Critica construcción World Trade Center

NUEVA YORK (AFP).- El millonario Donald Trump dijo este miércoles que el proyecto aprobado para la reconstrucción del World Trade Center de Nueva York era una “mierda”, ofreciéndose a reconstruir él mismo las torres derribadas por los ataques del 11 de setiembre de 2001.

El actual proyecto de reconstrucción es “la peor montaña de mierda arquitectónica que vi en mi vida”, dijo Trump. Construir dos torres nuevas e incluso más altas que las anteriores es la única respuesta válida a los terroristas, agregó.

Trump presentó su propuesta pocas semanas después de que el proyecto oficial fuera sometido a reevaluación debido a dudas respecto a la seguridad de su edificio central, la ‘Freedom Tower’, de casi 610 metros de altura.

El departamento de Policía de Nueva York publicó un informe en abril en el que expresa preocupación por la ubicación de la Freedom Tower, afirmando que estaría demasiado cerca de la autopista oeste de Manhattan.

Un encuentro posterior entre el alcalde neoyorquino Michael Bloomberg, el gobernador George Pataki y oficiales de policía concluyó que se necesitaba un nuevo diseño.

La Freedom Tower es un “esqueleto vacío”, dijo ahora Trump, afirmando que construirla sería capitular ante el terrorismo.

“Si reconstruimos el World Trade Center como un esqueleto” entonces “el terrorismo gana, así de simple”, le dijo a la prensa en el lobby de las Trump Tower, sus oficinas en la 5ª avenida de Manhatan.
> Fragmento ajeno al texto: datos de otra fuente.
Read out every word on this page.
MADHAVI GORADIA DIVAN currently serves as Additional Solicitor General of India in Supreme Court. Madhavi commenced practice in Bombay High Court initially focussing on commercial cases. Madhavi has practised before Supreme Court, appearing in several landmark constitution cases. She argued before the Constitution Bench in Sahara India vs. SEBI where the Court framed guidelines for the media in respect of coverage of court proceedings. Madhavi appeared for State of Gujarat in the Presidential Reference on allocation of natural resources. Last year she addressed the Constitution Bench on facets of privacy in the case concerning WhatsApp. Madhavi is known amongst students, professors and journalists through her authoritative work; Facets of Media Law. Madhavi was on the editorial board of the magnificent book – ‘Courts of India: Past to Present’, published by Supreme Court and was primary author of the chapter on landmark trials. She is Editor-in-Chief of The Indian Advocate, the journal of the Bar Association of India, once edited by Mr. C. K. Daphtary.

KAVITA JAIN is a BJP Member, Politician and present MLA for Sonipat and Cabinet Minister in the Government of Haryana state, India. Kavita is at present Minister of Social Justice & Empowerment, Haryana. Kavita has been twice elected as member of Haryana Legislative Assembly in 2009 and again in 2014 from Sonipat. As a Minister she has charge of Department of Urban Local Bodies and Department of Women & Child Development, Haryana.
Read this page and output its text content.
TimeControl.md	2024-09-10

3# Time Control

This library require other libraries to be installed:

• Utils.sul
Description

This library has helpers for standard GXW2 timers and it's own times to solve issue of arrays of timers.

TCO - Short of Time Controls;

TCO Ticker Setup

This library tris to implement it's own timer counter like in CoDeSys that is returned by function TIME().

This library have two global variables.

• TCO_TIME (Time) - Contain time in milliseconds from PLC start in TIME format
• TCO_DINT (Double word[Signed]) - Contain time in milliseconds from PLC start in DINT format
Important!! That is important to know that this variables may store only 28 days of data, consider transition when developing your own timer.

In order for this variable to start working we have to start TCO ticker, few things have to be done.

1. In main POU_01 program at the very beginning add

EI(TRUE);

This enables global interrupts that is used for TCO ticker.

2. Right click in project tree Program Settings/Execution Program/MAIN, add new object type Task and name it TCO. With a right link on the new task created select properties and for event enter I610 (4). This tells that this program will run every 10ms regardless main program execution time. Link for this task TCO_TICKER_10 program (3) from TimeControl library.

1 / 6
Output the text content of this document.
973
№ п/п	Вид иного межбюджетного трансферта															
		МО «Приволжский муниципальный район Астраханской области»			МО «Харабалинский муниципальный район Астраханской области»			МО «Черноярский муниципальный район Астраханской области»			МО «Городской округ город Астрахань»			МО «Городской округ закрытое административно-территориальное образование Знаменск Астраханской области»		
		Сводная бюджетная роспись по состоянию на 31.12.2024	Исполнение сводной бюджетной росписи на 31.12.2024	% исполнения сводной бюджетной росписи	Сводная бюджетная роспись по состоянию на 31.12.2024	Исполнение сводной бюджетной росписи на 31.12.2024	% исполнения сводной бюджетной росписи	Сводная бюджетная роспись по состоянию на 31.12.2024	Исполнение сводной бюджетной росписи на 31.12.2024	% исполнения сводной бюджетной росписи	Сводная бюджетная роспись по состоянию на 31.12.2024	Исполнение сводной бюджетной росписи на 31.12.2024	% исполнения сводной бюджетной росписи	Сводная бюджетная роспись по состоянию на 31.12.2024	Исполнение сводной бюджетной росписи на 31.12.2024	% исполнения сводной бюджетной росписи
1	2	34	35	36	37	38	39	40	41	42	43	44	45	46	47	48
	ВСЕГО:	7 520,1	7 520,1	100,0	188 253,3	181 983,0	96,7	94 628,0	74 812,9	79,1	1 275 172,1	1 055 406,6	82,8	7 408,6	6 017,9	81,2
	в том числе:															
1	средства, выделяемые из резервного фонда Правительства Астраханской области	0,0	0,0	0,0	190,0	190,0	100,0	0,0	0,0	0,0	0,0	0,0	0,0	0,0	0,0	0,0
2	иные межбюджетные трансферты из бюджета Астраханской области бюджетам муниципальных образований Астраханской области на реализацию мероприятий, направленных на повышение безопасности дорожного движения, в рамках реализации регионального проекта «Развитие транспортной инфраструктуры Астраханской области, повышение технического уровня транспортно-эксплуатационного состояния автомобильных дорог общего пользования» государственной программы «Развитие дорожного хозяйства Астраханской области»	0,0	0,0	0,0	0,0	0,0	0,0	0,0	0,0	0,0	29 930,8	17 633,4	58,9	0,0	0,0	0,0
El diseño presentado por Trump -junto al ingeniero Kenneth Gardner- es básicamente una versión modificada de las torres originales, construidas a principios de los años 70.

Las nuevas torres serían de al menos 510 metros (1.475 pies), es decir más de 30 m más altas que sus antecesoras.

“Es más grande, más fuerte y mejor que el anterior World Trade Center”, dijo Trump, asegurando que algunas personas que ya vieron la maqueta se emocionaron hasta llorar.

Charles Wolf, cuya mujer murió en una de las torres, no fue tan entusiasta. “Cuando vi la maqueta me asusté un poco. Eso de que las torres aparezcan de nuevo…”, opinó. “Pero no estoy diciendo ni que sí ni que no, es una idea interesante”.

El magnate prometió que si sus torres se construyen no les impondrá su nombre: es decir, no se tratará de unas nuevas “Trump Towers”. Los edificios contarían con mejor sistema a prueba de incendio y con escaleras más amplias.

Mientras, el ingeniero Gardner dijo que su estructura sería capaz de soportar un impacto como el que sufrieron las torres originales el 11 de setiembre, cuando los secuestradores aéreos estrellaron un avión contra cada una, matando a 2.500 personas.

Por su parte, el arquitecto polaco Daniel Libeskind -responsable del actual diseño para el WTC- le mandó una carta a Trump esta semana subrayando que no era responsable por los problemas del proyecto.

Libeskind acotó que el tema le correspondía a David Childs, contratado por el constructor Larry Silverstein para que modificara la versión que él le había dado.

“Estoy seguro de que todos nosotros, sea cual sea la forma de nuestra cabeza o el accesorio decorativo que pongamos sobre ella, estamos de acuerdo en que la seguridad tiene que ser la principal aspecto de la nueva torre”, respondió Libeskind, en una velada alusión al tratamiento capilar de Trump y al insulto que éste le dedicara (el magnate había dicho que el arquitecto era un “cabeza de huevo” por el proyecto que había presentado.